Er kam von der andern Seite ins Dorf zurück, und vorher lenkte er von der Straße ab und ritt den schmalen Steig zum verlassenen Meiler. Es gab wohl Tage, an denen man immer rückwärts ritt, so regelmäßig auch das Pferd einen Huf vor den anderen setzte.
Die Lichtung lag so still, wie sie vor tausend Jahren gelegen sein mochte. Moos wuchs in grünen Flecken auf dem erloschenen Meiler, und die berußte Stange lehnte noch daran, mit der Jakob die Glut geprüft hatte.

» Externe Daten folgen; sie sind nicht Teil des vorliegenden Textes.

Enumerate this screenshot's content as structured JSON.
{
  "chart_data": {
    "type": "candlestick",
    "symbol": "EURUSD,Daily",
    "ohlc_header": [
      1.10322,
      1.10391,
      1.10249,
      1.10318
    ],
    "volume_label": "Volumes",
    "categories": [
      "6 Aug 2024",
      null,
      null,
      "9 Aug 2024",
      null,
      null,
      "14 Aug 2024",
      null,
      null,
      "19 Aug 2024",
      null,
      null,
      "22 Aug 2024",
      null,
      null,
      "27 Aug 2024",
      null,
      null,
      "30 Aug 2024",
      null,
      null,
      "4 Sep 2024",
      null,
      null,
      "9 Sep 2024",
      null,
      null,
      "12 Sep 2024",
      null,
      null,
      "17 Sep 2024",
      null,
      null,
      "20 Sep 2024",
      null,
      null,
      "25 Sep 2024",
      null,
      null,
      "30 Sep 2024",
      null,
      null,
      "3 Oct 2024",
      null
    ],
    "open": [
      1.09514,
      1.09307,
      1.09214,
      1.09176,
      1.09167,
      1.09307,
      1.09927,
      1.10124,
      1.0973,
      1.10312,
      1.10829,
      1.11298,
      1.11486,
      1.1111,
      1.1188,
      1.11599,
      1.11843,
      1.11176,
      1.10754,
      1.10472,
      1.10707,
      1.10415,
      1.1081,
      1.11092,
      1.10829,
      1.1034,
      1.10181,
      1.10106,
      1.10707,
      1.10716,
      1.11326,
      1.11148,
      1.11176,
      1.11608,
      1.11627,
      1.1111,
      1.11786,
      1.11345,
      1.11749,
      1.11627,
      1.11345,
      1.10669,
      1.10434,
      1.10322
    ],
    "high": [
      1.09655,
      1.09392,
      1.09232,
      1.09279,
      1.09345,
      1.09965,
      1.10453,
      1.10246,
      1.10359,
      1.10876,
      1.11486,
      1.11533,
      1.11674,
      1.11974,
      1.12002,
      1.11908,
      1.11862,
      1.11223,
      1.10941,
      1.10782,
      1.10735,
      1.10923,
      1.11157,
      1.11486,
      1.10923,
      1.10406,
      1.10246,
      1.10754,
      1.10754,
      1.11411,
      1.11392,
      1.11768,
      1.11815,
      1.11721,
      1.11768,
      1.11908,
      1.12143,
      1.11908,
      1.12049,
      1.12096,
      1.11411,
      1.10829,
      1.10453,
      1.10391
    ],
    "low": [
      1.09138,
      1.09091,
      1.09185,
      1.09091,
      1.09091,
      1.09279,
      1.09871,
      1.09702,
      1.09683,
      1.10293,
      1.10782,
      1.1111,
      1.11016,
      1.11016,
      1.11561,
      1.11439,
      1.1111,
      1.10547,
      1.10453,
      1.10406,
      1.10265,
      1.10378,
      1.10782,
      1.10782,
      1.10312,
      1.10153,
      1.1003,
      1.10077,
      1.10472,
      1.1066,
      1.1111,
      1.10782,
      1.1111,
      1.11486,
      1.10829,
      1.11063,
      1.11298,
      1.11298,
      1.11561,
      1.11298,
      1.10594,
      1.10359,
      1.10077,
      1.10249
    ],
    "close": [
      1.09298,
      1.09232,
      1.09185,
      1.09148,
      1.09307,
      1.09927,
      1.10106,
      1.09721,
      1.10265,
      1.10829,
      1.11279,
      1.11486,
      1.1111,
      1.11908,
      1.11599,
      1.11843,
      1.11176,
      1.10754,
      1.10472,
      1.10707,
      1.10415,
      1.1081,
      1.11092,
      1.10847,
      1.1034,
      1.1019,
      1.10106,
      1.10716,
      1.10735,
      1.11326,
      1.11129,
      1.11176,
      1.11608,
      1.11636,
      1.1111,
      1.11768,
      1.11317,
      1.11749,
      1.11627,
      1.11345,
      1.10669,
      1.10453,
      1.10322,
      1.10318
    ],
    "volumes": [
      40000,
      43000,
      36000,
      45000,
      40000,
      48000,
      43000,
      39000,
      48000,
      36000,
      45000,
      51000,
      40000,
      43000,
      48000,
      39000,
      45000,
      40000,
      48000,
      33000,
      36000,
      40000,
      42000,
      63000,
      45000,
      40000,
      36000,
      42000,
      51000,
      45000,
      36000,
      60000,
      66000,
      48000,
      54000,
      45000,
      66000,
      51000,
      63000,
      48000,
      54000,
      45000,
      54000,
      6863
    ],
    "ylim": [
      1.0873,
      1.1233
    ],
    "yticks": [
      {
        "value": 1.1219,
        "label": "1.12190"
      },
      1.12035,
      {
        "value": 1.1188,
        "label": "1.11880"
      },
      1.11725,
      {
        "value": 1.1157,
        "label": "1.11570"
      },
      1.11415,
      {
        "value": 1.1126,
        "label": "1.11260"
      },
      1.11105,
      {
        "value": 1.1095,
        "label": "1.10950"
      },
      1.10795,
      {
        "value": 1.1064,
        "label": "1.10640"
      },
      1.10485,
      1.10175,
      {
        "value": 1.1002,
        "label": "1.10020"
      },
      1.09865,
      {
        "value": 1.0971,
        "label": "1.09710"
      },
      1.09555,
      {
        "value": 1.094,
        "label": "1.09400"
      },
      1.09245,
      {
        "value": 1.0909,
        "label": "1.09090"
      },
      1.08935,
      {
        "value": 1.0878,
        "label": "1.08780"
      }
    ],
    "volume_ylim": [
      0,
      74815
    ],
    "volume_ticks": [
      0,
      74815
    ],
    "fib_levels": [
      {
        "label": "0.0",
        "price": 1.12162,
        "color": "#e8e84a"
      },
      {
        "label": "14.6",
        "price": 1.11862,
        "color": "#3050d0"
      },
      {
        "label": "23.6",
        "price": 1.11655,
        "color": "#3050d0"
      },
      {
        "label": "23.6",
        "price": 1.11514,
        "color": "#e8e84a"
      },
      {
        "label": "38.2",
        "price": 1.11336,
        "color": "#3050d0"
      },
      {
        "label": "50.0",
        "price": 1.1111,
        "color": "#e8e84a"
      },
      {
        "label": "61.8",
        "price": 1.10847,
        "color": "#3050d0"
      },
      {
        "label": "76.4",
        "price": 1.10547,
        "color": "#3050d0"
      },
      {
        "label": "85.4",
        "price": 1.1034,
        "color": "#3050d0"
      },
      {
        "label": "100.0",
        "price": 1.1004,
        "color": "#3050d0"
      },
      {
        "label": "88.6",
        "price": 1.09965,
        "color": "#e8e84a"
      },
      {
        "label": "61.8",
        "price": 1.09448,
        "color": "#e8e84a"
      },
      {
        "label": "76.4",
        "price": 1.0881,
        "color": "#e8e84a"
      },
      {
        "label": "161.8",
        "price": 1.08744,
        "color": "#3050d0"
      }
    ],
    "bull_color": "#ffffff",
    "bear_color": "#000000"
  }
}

Korsanke zog die Zügel an und sah auf die Schwelle der Hütte, auf der Michael gestorben war. Nun saß Frau Marthe da, in ihrem schwarzen Kleid, die Hände um die Knie gefaltet, und blickte durch ihn hindurch in die sonnigen Gründe.
Es fröstelte ihn wie in einem Totenland, aber er ritt doch näher, hob die Hand an den Helm und fragte nach ihrer Gesundheit.
Sie wendete langsam die Augen nach ihm, diese erloschenen und von Gram leergetrunkenen Augen, vor denen das Dorf sich fürchtete, aber sie antwortete nicht. Er wußte auch nicht, ob sie ihn erkannte, ja, ob sie ihn auch nur sah. Oder ob er nur ein formloser Nebel vor einem weiten Lande war, und niemand wußte, was sie auf diesem Lande sah.
Das Herz tat ihm weh, als er so in ihre Augen niederblickte, die wie Augen einer Blinden waren. Wie schwer konnte Gottes Hand sein, auch in einem kleinen Leben ...
Er nickte ihr zu wie einem Kinde, ritt langsam über den stillen Platz bis zu der Höhe, wo die Wacholder standen und man auf Kiewitts Mooracker sehen konnte, und sah das weiße Pferd unter den Zwergbirken weiden. Das Pferd, von dem sie scherzend sagten, daß schon der heilige Johannes auf der Insel Patmos es gesehen hätte, aber dem sie nicht gern allein in der Dämmerung begegneten, weil es plötzlich den Kopf aufwerfen und mit seinen großen Augen in eine unermeßliche Ferne blicken konnte, indes der Wind in seine fahle Mähne fuhr und sie bewegte wie eine Herde von Schlangen.
Kiewitt war nicht zu sehen, und Korsanke war es nicht leid.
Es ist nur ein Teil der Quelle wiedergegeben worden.